I do bring my books if I am interviewing for something regarding a documentation or publishing project. But I do to mostly explain, that -- and here again I guess I'm using confusing terminology -- that even though I'm published by presses they've never heard of, like Tupelo, and Salt, and Green Integer (ok, just in an anthology, but, you know, I was not in any of the turn of the century or younger writers or not published writers antholgies because I was in LA, and this is a So Cal anthology), rather than Simon & Schuster, these are "real" books and "real" presses.
Still doesn't completely do away with the -- here -- take it -- it is the book of poetry my mom write for us kids before she died -- but it does flush out the -- here we go, about to get confusing again -- "real" writers in the corporate workplace, of which there are many (fewer here in southern california -- more drawer screenplays -- a blessing).
Post to I AM YER GRAMMAR
I read this on Gary's blog and then came here to read it. And I think that you raise and interesting and important point, which is that "innovative poetry" is, unfortunately, almost totally removed from the circle of "artist" books, artist writing, performance art centered in the visual arts and increasingly the media arts/visual arts nexus, rather than the literature/arts nexus. The examples that prove the rule are the fluxus folks, NOT "the second generation New York School" as much as "the poets who were in New York at the same time as the second generation New York School," and the NY langpos (or the langpos in their NYC phase). Kelsey Street -- a few presses like that --.

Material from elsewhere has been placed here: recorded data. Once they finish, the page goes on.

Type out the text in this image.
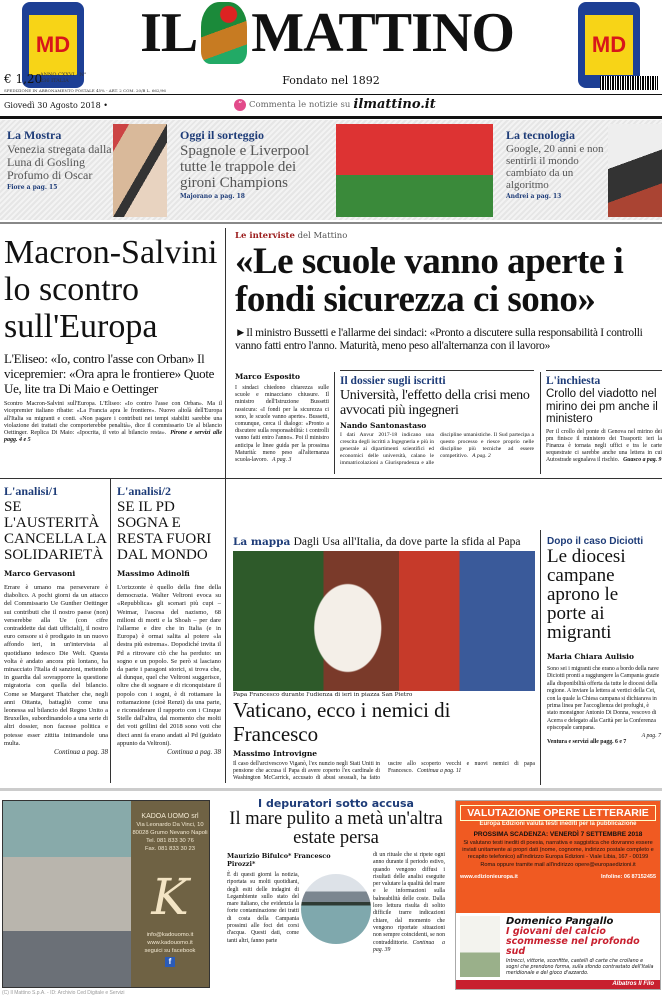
MD	MD
IL MATTINO
€ 1,20
ANNO CXXVI - N° 236 ITALIA
SPEDIZIONE IN ABBONAMENTO POSTALE 45% - ART. 2 COM. 20/B L. 662/96
Fondato nel 1892
Giovedì 30 Agosto 2018 •	“ Commenta le notizie su ilmattino.it
La Mostra
Venezia stregata dalla Luna di Gosling Profumo di Oscar
Fiore a pag. 15
Oggi il sorteggio
Spagnole e Liverpool tutte le trappole dei gironi Champions
Majorano a pag. 18
La tecnologia
Google, 20 anni e non sentirli il mondo cambiato da un algoritmo
Andrei a pag. 13
Macron-Salvini lo scontro sull'Europa
L'Eliseo: «Io, contro l'asse con Orban» Il vicepremier: «Ora apra le frontiere» Quote Ue, lite tra Di Maio e Oettinger
Scontro Macron-Salvini sull'Europa. L'Eliseo: «Io contro l'asse con Orban». Ma il vicepremier italiano ribatte: «La Francia apra le frontiere». Nuovo altolà dell'Europa all'Italia su migranti e conti. «Non pagare i contributi nei tempi stabiliti sarebbe una violazione dei trattati che comporterebbe penalità», dice il commissario Ue al bilancio Oettinger. Replica Di Maio: «Ipocrita, il veto al bilancio resta». Pirone e servizi alle pagg. 4 e 5
Le interviste del Mattino
«Le scuole vanno aperte i fondi sicurezza ci sono»
►Il ministro Bussetti e l'allarme dei sindaci: «Pronto a discutere sulla responsabilità I controlli vanno fatti entro l'anno. Maturità, meno peso all'alternanza con il lavoro»
Marco Esposito
I sindaci chiedono chiarezza sulle scuole e minacciano chiusure. Il ministro dell'Istruzione Bussetti rassicura: «I fondi per la sicurezza ci sono, le scuole vanno aperte». Bussetti, comunque, cerca il dialogo: «Pronto a discutere sulla responsabilità: i controlli vanno fatti entro l'anno». Poi il ministro anticipa le linee guida per la prossima Maturità: meno peso all'alternanza scuola-lavoro. A pag. 3
Il dossier sugli iscritti
Università, l'effetto della crisi meno avvocati più ingegneri
Nando Santonastaso
I dati Anvur 2017-18 indicano una crescita degli iscritti a Ingegneria e più in generale ai dipartimenti scientifici ed economici delle università, calano le immatricolazioni a Giurisprudenza e alle discipline umanistiche. Il Sud partecipa a questo processo e riesce proprio nelle discipline più tecniche ad essere competitivo. A pag. 2
L'inchiesta
Crollo del viadotto nel mirino dei pm anche il ministero
Per il crollo del ponte di Genova nel mirino dei pm finisce il ministero dei Trasporti: ieri la Finanza è tornata negli uffici e tra le carte sequestrate ci sarebbe anche una lettera in cui Autostrade segnalava il rischio. Guasco a pag. 9
L'analisi/1
SE L'AUSTERITÀ CANCELLA LA SOLIDARIETÀ
Marco Gervasoni
Errare è umano ma perseverare è diabolico. A pochi giorni da un attacco del Commissario Ue Gunther Oettinger sui contributi che il nostro paese (non) verserebbe alla Ue (con cifre contraddette dai dati ufficiali), il nostro euro censore si è prodigato in un nuovo affondo ieri, in un'intervista al quotidiano tedesco Die Welt. Questa volta è andato ancora più lontano, ha minacciato l'Italia di sanzioni, mettendo in guardia dal sovrapporre la questione migratoria con quella del bilancio. Come se Margaret Thatcher che, negli anni Ottanta, battagliò come una leonessa sul bilancio del Regno Unito a Bruxelles, subordinandolo a una serie di altri dossier, non facesse politica e potesse esser zittita intimandole una multa.
Continua a pag. 38
L'analisi/2
SE IL PD SOGNA E RESTA FUORI DAL MONDO
Massimo Adinolfi
L'orizzonte è quello della fine della democrazia. Walter Veltroni evoca su «Repubblica» gli scenari più cupi – Weimar, l'ascesa del nazismo, 68 milioni di morti e la Shoah – per dare l'allarme e dire che in Italia (e in Europa) è ormai salita al potere «la destra più estrema». Dopodiché invita il Pd a ritrovare ciò che ha perduto: un sogno e un popolo. Se però si lasciano da parte i paragoni storici, si trova che, al dunque, quel che Veltroni suggerisce, oltre che di sognare e di riconquistare il popolo con i sogni, è di rottamare la rottamazione (cioè Renzi) da una parte, e riconsiderare il rapporto con i Cinque Stelle dall'altra, dal momento che molti dei voti grillini del 2018 sono voti che dieci anni fa erano andati al Pd (guidato appunto da Veltroni).
Continua a pag. 38
La mappa Dagli Usa all'Italia, da dove parte la sfida al Papa
Papa Francesco durante l'udienza di ieri in piazza San Pietro
Vaticano, ecco i nemici di Francesco
Massimo Introvigne
Il caso dell'arcivescovo Viganò, l'ex nunzio negli Stati Uniti in pensione che accusa il Papa di avere coperto l'ex cardinale di Washington McCarrick, accusato di abusi sessuali, ha fatto uscire allo scoperto vecchi e nuovi nemici di papa Francesco. Continua a pag. 11
Dopo il caso Diciotti
Le diocesi campane aprono le porte ai migranti
Maria Chiara Aulisio
Sono sei i migranti che erano a bordo della nave Diciotti pronti a raggiungere la Campania grazie alla disponibilità offerta da tutte le diocesi della regione. A inviare la lettera ai vertici della Cei, con la quale la Chiesa campana si dichiarava in prima linea per l'accoglienza dei profughi, è stato monsignor Antonio Di Donna, vescovo di Acerra e delegato alla Carità per la Conferenza episcopale campana.
A pag. 7
Ventura e servizi alle pagg. 6 e 7
KADOA UOMO srl
Via Leonardo Da Vinci, 10
80028 Grumo Nevano Napoli
Tel. 081 833 30 76
Fax. 081 833 30 23
K
info@kadouomo.it
www.kadouomo.it
seguici su facebook
f
(C) Il Mattino S.p.A. - ID: Archivio Ced Digitale e Servizi
I depuratori sotto accusa
Il mare pulito a metà un'altra estate persa
Maurizio Bifulco* Francesco Pirozzi*
È di questi giorni la notizia, riportata su molti quotidiani, degli esiti delle indagini di Legambiente sullo stato del mare italiano, che evidenzia la forte contaminazione dei tratti di costa della Campania prossimi alle foci dei corsi d'acqua. Questi dati, come tanti altri, fanno parte
di un rituale che si ripete ogni anno durante il periodo estivo, quando vengono diffusi i risultati delle analisi eseguite per valutare la qualità del mare e le informazioni sulla balneabilità delle coste. Dalla loro lettura risulta di solito difficile trarre indicazioni chiare, dal momento che vengono riportate situazioni non sempre coincidenti, se non contraddittorie. Continua a pag. 39
VALUTAZIONE OPERE LETTERARIE
Europa Edizioni valuta testi inediti per la pubblicazione
PROSSIMA SCADENZA: VENERDÌ 7 SETTEMBRE 2018
Si valutano testi inediti di poesia, narrativa e saggistica che dovranno essere inviati unitamente ai propri dati (nome, cognome, indirizzo postale completo e recapito telefonico) all'indirizzo Europa Edizioni - Viale Libia, 167 - 00199 Roma oppure tramite mail all'indirizzo opere@europaedizioni.it
www.edizionieuropa.it	Infoline: 06 87152455
Domenico Pangallo
I giovani del calcio scommesse nel profondo sud
Intrecci, vittorie, sconfitte, castelli di carte che crollano e sogni che prendono forma, sulla sfondo contrastato dell'Italia meridionale e del gioco d'azzardo.
Albatros Il Filo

But I challenge you to try to get your work of visual poetry, your small press book, your whatever, no matter how innovaative, not into B&N (which I view as something of a lost cause) but into the DIA bookshop (I have). Try to access the presses who bring out those gorgeous gallery and museum catalogs for poetry rather than "creative criticism / poetry" to accompany the paintings, etc. (I have).
I challenge you or anyone to try to set up a reading series in a museum that regularly features art which has a great deal to do with text, textuality, writing, performance, installation / environment / architecture and "literature" and get the CURATORS, not the pr or education department folks, to realize that there is a whole world of similar art that they don't know anything about, and also represent that in their programming, education, and shows. I have!